Siendo aún adolescentes, papá nos compraba, a mi hermano y a mí, cantidades de bolitas de vidrio o cristal. De múltiples y fascinantes colores y de diversos tamaños, desde el bolón hasta el fifí, la unidad más pequeñita, venían envueltas en funditas de papel, y en nuestras manos se convertían en nuestro mayor tesoro. Con esta entrega y esa ilusión papá recreaba su propia infancia, sin hacer caso a aquel tiempo perdido, al imborrable, el que pasó. Rompíamos emocionados la fundita y nos la repartíamos de la mejor manera y, con ellas en los bolsillos, nos íbamos a calle o al patio del Chile a exhibirlas y compartir con los amigos del barrio los tantos juegos infantiles que la tradición nos legara.
De repente aparecía un bellaco y con pocas palabras: Coca, mandó la ley, nos despojaba de nuestro tesoro. Otros, igualmente pérfidos, hacían trampas. Se aprovechaban de la ingenuidad y se salían con la suya. Mano, tras mano, traquitrá, porra, se montaba el juego. No la bamos, decían en su jerga los socios.
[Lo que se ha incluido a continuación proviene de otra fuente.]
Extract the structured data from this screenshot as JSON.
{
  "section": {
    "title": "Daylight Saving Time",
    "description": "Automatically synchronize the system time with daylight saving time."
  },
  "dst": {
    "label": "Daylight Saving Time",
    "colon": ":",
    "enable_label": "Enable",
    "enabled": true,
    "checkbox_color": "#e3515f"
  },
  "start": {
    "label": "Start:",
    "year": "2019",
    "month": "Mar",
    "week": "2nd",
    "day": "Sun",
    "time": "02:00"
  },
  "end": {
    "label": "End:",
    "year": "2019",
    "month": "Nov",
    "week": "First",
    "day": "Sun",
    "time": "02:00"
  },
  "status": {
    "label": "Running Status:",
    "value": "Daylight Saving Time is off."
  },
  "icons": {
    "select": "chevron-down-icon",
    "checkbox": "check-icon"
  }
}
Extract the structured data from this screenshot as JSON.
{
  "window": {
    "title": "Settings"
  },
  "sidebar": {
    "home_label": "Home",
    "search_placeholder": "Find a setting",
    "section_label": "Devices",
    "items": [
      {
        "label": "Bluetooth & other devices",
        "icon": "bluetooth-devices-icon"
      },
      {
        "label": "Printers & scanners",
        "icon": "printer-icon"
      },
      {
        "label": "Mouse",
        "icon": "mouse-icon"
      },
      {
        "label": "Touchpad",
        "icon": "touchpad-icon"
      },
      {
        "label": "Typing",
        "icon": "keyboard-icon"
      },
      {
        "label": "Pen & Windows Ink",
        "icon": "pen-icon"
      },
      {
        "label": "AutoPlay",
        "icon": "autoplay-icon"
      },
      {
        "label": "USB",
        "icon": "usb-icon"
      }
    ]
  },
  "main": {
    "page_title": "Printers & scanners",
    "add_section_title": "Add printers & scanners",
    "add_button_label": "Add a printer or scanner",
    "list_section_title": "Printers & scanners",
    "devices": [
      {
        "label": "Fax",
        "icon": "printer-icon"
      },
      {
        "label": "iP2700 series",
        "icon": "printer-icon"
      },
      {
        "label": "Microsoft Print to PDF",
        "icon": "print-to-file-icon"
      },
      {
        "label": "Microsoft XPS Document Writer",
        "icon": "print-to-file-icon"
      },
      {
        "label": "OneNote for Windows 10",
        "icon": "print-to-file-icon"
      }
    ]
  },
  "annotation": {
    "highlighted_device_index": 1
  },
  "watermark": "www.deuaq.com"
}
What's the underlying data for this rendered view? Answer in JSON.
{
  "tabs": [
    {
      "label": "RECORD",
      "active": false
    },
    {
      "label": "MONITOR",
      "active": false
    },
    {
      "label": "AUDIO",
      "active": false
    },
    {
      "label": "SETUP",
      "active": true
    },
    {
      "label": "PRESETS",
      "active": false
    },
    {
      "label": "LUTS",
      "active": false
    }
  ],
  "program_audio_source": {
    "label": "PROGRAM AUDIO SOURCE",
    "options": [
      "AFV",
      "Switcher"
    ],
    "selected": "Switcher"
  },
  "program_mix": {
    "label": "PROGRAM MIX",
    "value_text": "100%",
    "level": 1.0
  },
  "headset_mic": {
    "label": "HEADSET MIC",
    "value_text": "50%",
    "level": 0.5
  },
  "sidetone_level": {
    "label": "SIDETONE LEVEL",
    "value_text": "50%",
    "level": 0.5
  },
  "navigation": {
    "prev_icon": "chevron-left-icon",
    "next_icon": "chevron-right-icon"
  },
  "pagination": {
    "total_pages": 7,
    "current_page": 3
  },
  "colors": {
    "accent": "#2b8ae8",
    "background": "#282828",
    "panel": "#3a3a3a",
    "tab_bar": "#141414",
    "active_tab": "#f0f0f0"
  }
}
Tú me libras a mí, yo te libro a ti, y ambos cargaban con la presea y nos dejaban, como aquel que hacía coca, lagrimeando desgracias en nuestro pequeño mundo donde empezaba a campear la maldad, la frustración y la impotencia.
Hoy las mañas son otras. Se trata de lavado de activos. Un crimen sofisticado, no vulgar, ligado a otro. Es, medularmente, consecuencia de un crimen anterior indefendible. El lavado es el crimen del socio encubridor que trata de encubrirse a sí mismo con inefable astucia: la presunción de inocencia. El simulador se presta para transparentar mediante su oficio, hábilmente, el producto del crimen cometido por su socio, garantizado sus beneficios y privilegios, y una buena defensa, llegada el caso. No la bamo, acuerdan y actúan, en complicidad, de mala fe. Encubrimiento de lo ilícito, que debe castigarse con rigor similar al crimen que lo genera y motiva y es causa eficiente de activos mal habidos y bien lavados.
La presunción de inocencia, con la que se pretende evitar una injusticia protegiendo por igual a víctimas y victimarios, no deja de ser un mito. Una falsa. Un cambalache. Una ancha salida donde la Ley, que pare la justicia, le tiende también su bajadero. Permite a honorables jueces, abogados duchos, investigadores parcializados, fiscales que no fiscalizan, militares, políticos y funcionarios de toda laya, toda suerte de salida legal, ortodoxa, para mandar a la calle a gente sin entrañas, libre de sospechas.
¿Qué se requiere para proteger a una sociedad desprotegida e indefensa, ahogada en un mar de sangre? Los antecedentes, las reincidencias, contubernios y fabulaciones, todo lo que da lugar a presunciones serias, precisas y concordantes, no bastan para revertir la inocencia presumida. Para vencer leyes dubitativas, los miedos al castigo. Para convulsionar un sistema estructurado con valores invertidos y gobiernos perversos que menosprecian el dolor y las lágrimas de una nación desangrada, que agoniza de impotencia ante tanta cobardía, desvergüenza y desenfreno, algo más que eso hace falta.